Seventeen states, including Kentucky, have programs that monitor
controlled-substance prescriptions, and four others are expected to start
them this year. Rogers' office said in a statement that the new money
should be enough for most of the other 29 states to launch programs.

Rogers, a senior member of the Appropriations Committee, has said that the
grant program, which he created and is named for him, should make it harder
for abusers in Kentucky to avoid detection by having prescriptions filled
at out-of-state pharmacies, a problem The Courier-Journal reported on last
year. Kentucky's program, which began in 1999, gathers information on sales
of all controlled substances at pharmacies in the state, but not from those
in other states.

Five of the state's seven neighbors do not monitor sales of narcotics,
though three of them -- Ohio, West Virginia and Virginia -- were among nine
states awarded grants last year from the Hal Rogers Prescription Drug
Monitoring Program. Kentucky was awarded $240,000 for a pilot program in
Harlan and Perry counties that will enable immediate reporting of pharmacy
sales. Kentucky's program now lags about a month behind in collecting such
data.

Indiana and Illinois have monitoring programs, but they track sales of only
the most addictive controlled substances, and they make the information
available only to law enforcement, not to physicians and pharmacists, as
Kentucky does. Nor do the states routinely share their information.

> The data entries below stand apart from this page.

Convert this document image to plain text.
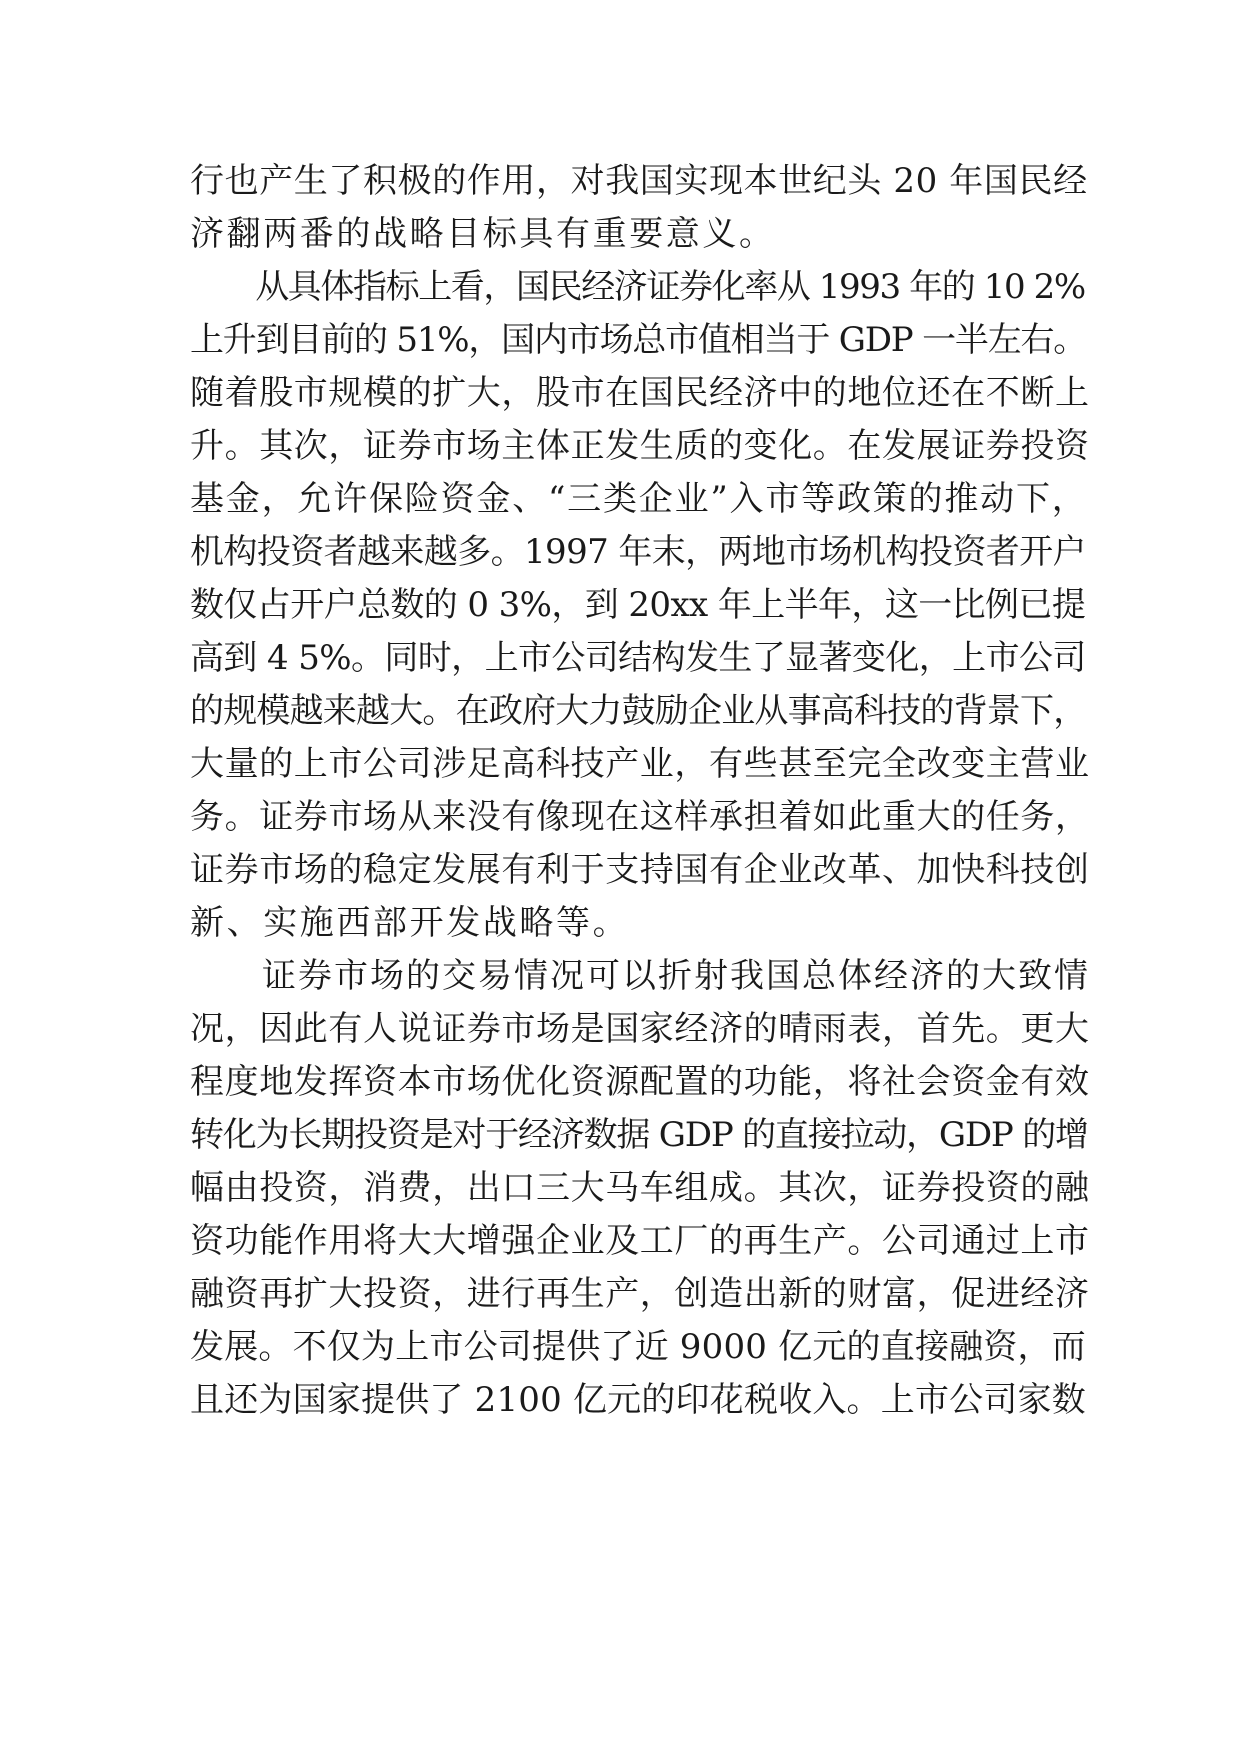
行也产生了积极的作用，对我国实现本世纪头 20 年国民经
济翻两番的战略目标具有重要意义。
　　从具体指标上看，国民经济证券化率从 1993 年的 10 2%
上升到目前的 51%，国内市场总市值相当于 GDP 一半左右。
随着股市规模的扩大，股市在国民经济中的地位还在不断上
升。其次，证券市场主体正发生质的变化。在发展证券投资
基金，允许保险资金、“三类企业”入市等政策的推动下，
机构投资者越来越多。1997 年末，两地市场机构投资者开户
数仅占开户总数的 0 3%，到 20xx 年上半年，这一比例已提
高到 4 5%。同时，上市公司结构发生了显著变化，上市公司
的规模越来越大。在政府大力鼓励企业从事高科技的背景下，
大量的上市公司涉足高科技产业，有些甚至完全改变主营业
务。证券市场从来没有像现在这样承担着如此重大的任务，
证券市场的稳定发展有利于支持国有企业改革、加快科技创
新、实施西部开发战略等。
　　证券市场的交易情况可以折射我国总体经济的大致情
况，因此有人说证券市场是国家经济的晴雨表，首先。更大
程度地发挥资本市场优化资源配置的功能，将社会资金有效
转化为长期投资是对于经济数据 GDP 的直接拉动，GDP 的增
幅由投资，消费，出口三大马车组成。其次，证券投资的融
资功能作用将大大增强企业及工厂的再生产。公司通过上市
融资再扩大投资，进行再生产，创造出新的财富，促进经济
发展。不仅为上市公司提供了近 9000 亿元的直接融资，而
且还为国家提供了 2100 亿元的印花税收入。上市公司家数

Leslie Cupp, Rogers' spokeswoman, said he will meet soon with the Justice
Department, the Drug Enforcement Administration and the National Alliance
on Model State Drug Laws, a congressionally funded, nonprofit organization,
to complete work on a bill that would set minimum requirements for states'
prescriptiondrug monitoring programs.

The legislation would require states to monitor the sales of all controlled
substances and ensure that states have the technical capability to swap
data about abusers.

The congressional appropriations bill passed last week also included $8
million for Eastern and Southern Kentucky to create regional drug task
forces for drug interdiction, confiscation and undercover operations;
establish drug-treatment programs; and expand drug-awareness and -education
programs, Rogers' office said.

Cupp said the money is intended to deal with all drug abuse in the region.
"Obviously, a large part of that is prescription-drug abuse," she said.

Staff writer Deborah Yetter contributed to this story.